UM- curently give an allocation to all faculty,staff,students eligible to receive. Basic service, subscription, time over 10-40 hours per month at 11/22/44 cents per hour. Printing for $0.08. bills go through central system where bills are created. Billing about $150k/month for dialin access alone!!
Pricing out external connectivity -- MIT getting a free ride. Do we pass cost along to users? Target people using most of the bandwidth? MIT has big servers. Caching doesn't help them, cuz that's outflow, not inflow.

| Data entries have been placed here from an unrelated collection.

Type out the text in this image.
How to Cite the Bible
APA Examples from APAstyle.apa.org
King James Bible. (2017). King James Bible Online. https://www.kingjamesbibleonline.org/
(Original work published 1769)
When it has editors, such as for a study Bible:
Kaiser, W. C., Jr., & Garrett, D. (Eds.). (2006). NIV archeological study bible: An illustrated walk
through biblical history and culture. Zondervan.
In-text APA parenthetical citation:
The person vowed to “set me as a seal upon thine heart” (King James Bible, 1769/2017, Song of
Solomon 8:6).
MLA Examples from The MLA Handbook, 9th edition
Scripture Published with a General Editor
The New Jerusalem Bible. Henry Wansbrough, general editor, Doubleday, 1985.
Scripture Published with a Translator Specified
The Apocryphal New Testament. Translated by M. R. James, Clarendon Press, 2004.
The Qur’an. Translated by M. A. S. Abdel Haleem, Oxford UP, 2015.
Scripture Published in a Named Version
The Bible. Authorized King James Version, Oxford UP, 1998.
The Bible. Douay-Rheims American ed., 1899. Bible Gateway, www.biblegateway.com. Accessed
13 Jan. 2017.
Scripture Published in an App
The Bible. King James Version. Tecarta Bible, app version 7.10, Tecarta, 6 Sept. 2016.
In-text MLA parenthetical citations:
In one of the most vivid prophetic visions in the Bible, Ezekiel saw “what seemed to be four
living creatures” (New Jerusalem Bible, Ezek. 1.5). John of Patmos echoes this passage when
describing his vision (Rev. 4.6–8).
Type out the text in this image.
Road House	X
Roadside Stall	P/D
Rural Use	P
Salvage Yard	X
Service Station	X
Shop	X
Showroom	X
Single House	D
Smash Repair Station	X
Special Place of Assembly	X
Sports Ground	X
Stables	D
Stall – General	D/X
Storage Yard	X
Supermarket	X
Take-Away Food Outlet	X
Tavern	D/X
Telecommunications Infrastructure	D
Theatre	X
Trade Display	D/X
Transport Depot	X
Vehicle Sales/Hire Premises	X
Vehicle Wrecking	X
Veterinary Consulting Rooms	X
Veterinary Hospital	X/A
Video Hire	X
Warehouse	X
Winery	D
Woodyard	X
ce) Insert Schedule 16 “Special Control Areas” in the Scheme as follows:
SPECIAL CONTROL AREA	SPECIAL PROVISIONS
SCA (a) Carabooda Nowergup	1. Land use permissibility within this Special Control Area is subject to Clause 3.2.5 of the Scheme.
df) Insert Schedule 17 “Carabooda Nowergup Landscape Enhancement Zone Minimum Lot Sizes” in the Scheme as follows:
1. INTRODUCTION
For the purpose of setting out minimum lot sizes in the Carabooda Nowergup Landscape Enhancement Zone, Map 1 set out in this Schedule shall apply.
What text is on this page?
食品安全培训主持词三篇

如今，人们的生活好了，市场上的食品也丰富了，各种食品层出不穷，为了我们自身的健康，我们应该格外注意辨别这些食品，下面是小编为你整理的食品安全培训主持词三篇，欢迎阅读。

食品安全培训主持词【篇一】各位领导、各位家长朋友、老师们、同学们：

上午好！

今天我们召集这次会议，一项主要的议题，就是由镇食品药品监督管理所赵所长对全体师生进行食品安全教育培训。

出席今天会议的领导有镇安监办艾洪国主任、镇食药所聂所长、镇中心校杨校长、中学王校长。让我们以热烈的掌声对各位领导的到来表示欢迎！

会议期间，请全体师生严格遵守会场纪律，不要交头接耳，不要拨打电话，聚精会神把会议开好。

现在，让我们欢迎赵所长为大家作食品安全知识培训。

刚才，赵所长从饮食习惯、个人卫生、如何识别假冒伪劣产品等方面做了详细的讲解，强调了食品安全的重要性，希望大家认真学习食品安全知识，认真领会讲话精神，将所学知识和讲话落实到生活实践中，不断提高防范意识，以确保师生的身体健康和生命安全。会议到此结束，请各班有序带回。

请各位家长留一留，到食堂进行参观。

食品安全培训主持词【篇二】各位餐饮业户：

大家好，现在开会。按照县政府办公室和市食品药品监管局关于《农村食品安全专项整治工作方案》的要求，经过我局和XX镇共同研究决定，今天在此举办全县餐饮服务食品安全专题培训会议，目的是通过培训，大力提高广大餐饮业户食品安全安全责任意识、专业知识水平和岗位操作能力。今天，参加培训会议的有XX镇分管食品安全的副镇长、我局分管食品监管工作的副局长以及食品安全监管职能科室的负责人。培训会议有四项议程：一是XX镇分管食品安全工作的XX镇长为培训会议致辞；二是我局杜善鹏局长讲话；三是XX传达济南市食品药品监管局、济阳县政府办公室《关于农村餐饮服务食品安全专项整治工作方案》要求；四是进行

UM is billing $10/month for usage over 1GB/month.
Cornell is doing some sort of Kerberos-printing. To an arbitrary printer, logged against your student account.
CMU has klpr monitor for windows -- thinking about handling admin issues like what printers are available. Pull down with 4000 printers is not a good idea.
UM SAMBA stuff - a number of printers across campus, mainly at larger sites, on their own subnet, serverd by Unix servers that talk Netatalk that also talk to to the accounting and billing stuff. Windows clients will talk to a SAMBA server which will talk to a printing server.
Stanford - don't need a kerberized account, but have a SAMBA server and printing through it.
Allen Bjorlund will submit his work to guy in Australia (Andrew Trickle?) for SAMBA stuff.
UM is running a SAMBA server (today) serving AFS files. Also used as a print server. Also storing preference stuff.
UM (engin) has been doing Kerberized printing via the MIT code slightly modified for about the last year.
Problems with SAMBA printing : students ran out of money (mechanics of managing the accounts). Lack of reporting tools. Technically, only ran into high UID problems (>60,000) for NT. Seemed reliable.